You want one test that actually runs your dist/server.js to catch packaging bugs (missing shebang, wrong bin entry, runtime imports that fail under Node ESM):

// tests/smoke.test.ts
import { describe, it, expect } from 'vitest';
import { spawn } from 'node:child_process';

describe('stdio smoke', () => {
  it('spawns + responds to initialize within 2s', async () => {
    const proc = spawn('node', ['dist/server.js'], { stdio: ['pipe', 'pipe', 'pipe'] });
    const initRequest = JSON.stringify({
      jsonrpc: '2.0', id: 1, method: 'initialize',
      // protocolVersion: use the spec date your installed @modelcontextprotocol/sdk
      // ships with, current as of mid-2026 is "2025-11-25". Older clients still
      // accept "2024-11-05"; the SDK negotiates whichever is supported on both ends.
      params: { protocolVersion: '2025-11-25', capabilities: {}, clientInfo: { name: 't', version: '0' } },
    }) + '\n';
    proc.stdin.write(initRequest);

    const response = await new Promise<string>((resolve, reject) => {
      const t = setTimeout(() => reject(new Error('timeout')), 2000);
      proc.stdout.once('data', (chunk) => { clearTimeout(t); resolve(chunk.toString()); });
    });
    proc.kill();

    expect(JSON.parse(response.split('\n')[0]).result).toBeDefined();
  });
});

This catches:

  • Missing #!/usr/bin/env node shebang
  • Imports that fail at runtime (often missing .js extension under Node ESM)
  • Server hanging instead of responding to initialize
  • Anything you log to stdout that corrupts the wire (the most common bug, see 6.5)

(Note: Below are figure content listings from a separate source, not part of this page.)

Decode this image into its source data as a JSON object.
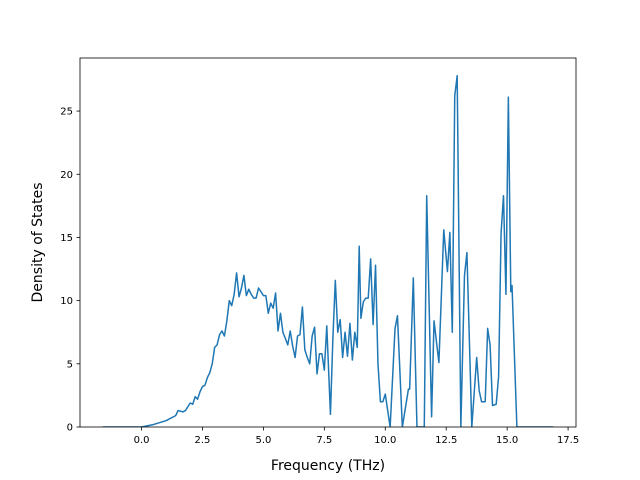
{
  "chart_data": {
    "type": "line",
    "xlabel": "Frequency (THz)",
    "ylabel": "Density of States",
    "x": [
      -1.6,
      0.0,
      0.5,
      1.0,
      1.4,
      1.5,
      1.7,
      1.8,
      1.9,
      2.0,
      2.1,
      2.2,
      2.3,
      2.4,
      2.5,
      2.6,
      2.7,
      2.8,
      2.9,
      3.0,
      3.1,
      3.2,
      3.3,
      3.4,
      3.5,
      3.6,
      3.7,
      3.8,
      3.9,
      4.0,
      4.1,
      4.2,
      4.3,
      4.4,
      4.5,
      4.6,
      4.7,
      4.8,
      4.9,
      5.0,
      5.1,
      5.2,
      5.3,
      5.4,
      5.5,
      5.6,
      5.7,
      5.8,
      5.9,
      6.0,
      6.1,
      6.2,
      6.3,
      6.4,
      6.5,
      6.6,
      6.7,
      6.8,
      6.9,
      7.0,
      7.1,
      7.2,
      7.3,
      7.4,
      7.5,
      7.6,
      7.75,
      7.85,
      7.95,
      8.05,
      8.15,
      8.25,
      8.35,
      8.45,
      8.55,
      8.65,
      8.75,
      8.85,
      8.93,
      9.0,
      9.1,
      9.2,
      9.3,
      9.4,
      9.5,
      9.6,
      9.7,
      9.8,
      9.9,
      10.0,
      10.2,
      10.4,
      10.5,
      10.7,
      10.95,
      11.0,
      11.15,
      11.3,
      11.6,
      11.7,
      11.9,
      12.0,
      12.2,
      12.4,
      12.55,
      12.65,
      12.75,
      12.85,
      12.95,
      13.1,
      13.25,
      13.35,
      13.55,
      13.75,
      13.85,
      13.95,
      14.1,
      14.2,
      14.3,
      14.4,
      14.55,
      14.65,
      14.75,
      14.85,
      14.95,
      15.05,
      15.15,
      15.2,
      15.4,
      16.9
    ],
    "series": [
      {
        "color": "#1f77b4",
        "values": [
          0,
          0,
          0.2,
          0.5,
          0.9,
          1.3,
          1.2,
          1.3,
          1.6,
          1.9,
          1.8,
          2.4,
          2.2,
          2.8,
          3.2,
          3.3,
          3.9,
          4.3,
          5.0,
          6.3,
          6.5,
          7.3,
          7.6,
          7.2,
          8.4,
          10.0,
          9.6,
          10.5,
          12.2,
          10.3,
          11.0,
          12.0,
          10.4,
          10.9,
          10.5,
          10.2,
          10.2,
          11.0,
          10.7,
          10.4,
          10.4,
          9.0,
          9.8,
          9.4,
          10.6,
          7.6,
          9.0,
          7.5,
          7.0,
          6.5,
          7.6,
          6.4,
          5.5,
          7.2,
          7.3,
          9.5,
          6.1,
          5.5,
          5.0,
          7.2,
          7.9,
          4.2,
          5.8,
          5.8,
          4.5,
          8.0,
          1.0,
          7.0,
          11.6,
          7.5,
          8.5,
          5.5,
          7.5,
          5.6,
          8.2,
          5.3,
          7.5,
          6.3,
          14.3,
          8.6,
          9.9,
          10.2,
          10.2,
          13.3,
          8.1,
          12.8,
          5.0,
          2.0,
          2.0,
          2.6,
          0,
          7.8,
          8.8,
          0,
          3.0,
          3.0,
          11.8,
          0,
          0,
          18.3,
          0.8,
          8.4,
          5.1,
          15.6,
          12.3,
          15.4,
          7.5,
          26.2,
          27.8,
          0,
          12.0,
          13.8,
          0,
          5.5,
          2.9,
          2.0,
          2.0,
          7.8,
          6.5,
          1.7,
          1.8,
          4.0,
          15.3,
          18.3,
          10.5,
          26.1,
          10.7,
          11.2,
          0,
          0
        ]
      }
    ],
    "xlim": [
      -2.525,
      17.825
    ],
    "ylim": [
      0,
      29.2
    ],
    "xticks": [
      {
        "value": 0.0,
        "label": "0.0"
      },
      2.5,
      {
        "value": 5.0,
        "label": "5.0"
      },
      7.5,
      {
        "value": 10.0,
        "label": "10.0"
      },
      12.5,
      {
        "value": 15.0,
        "label": "15.0"
      },
      17.5
    ],
    "yticks": [
      0,
      5,
      10,
      15,
      20,
      25
    ]
  }
}
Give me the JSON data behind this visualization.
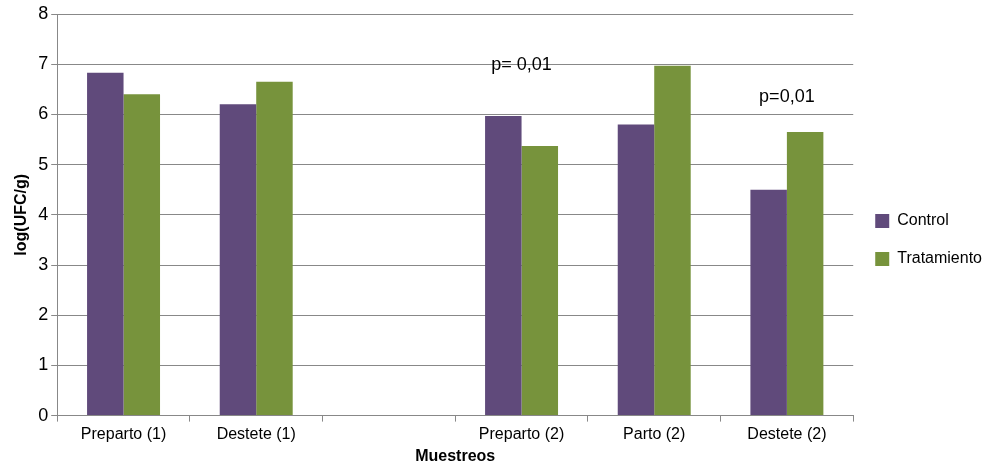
{
  "chart_data": {
    "type": "bar",
    "xlabel": "Muestreos",
    "ylabel": "log(UFC/g)",
    "categories": [
      "Preparto (1)",
      "Destete (1)",
      null,
      "Preparto (2)",
      "Parto (2)",
      "Destete (2)"
    ],
    "series": [
      {
        "name": "Control",
        "color": "#604a7b",
        "values": [
          6.83,
          6.2,
          null,
          5.97,
          5.8,
          4.5
        ]
      },
      {
        "name": "Tratamiento",
        "color": "#77933c",
        "values": [
          6.4,
          6.65,
          null,
          5.37,
          6.97,
          5.65
        ]
      }
    ],
    "ylim": [
      0,
      8
    ],
    "yticks": [
      0,
      1,
      2,
      3,
      4,
      5,
      6,
      7,
      8
    ],
    "grid": "y",
    "legend": "right",
    "annotations": [
      "p= 0,01",
      "p=0,01"
    ]
  }
}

Schritt 5: package.json scripts

{
  "scripts": {
    "build": "tsc",
    "test": "vitest run",
    "test:watch": "vitest",
    "test:smoke": "npm run build && vitest run tests/smoke.test.ts"
  }
}

Smoke after build, regular tests on every change. CI runs npm test && npm run test:smoke.

Schritt 6: Verify

Run academy_validate_step. The validator checks package.json has @modelcontextprotocol/sdk plus a bin or main entry. If you also added a scripts.test field, you're production-ready.

What to test, what to skip

Test: input validation paths (Layer 1), idempotency (Layer 1), tool listing (Layer 2), one happy path per tool (Layer 2), the smoke (Layer 3).

Skip: mocking every Stripe/Supabase response (test against staging instead), perfect coverage chasing (60-70% on critical paths beats 100% on getters), tests that just re-implement the type checker.

The point of MCP tests is to catch regressions before users do. Six well-chosen tests beat sixty trivial ones.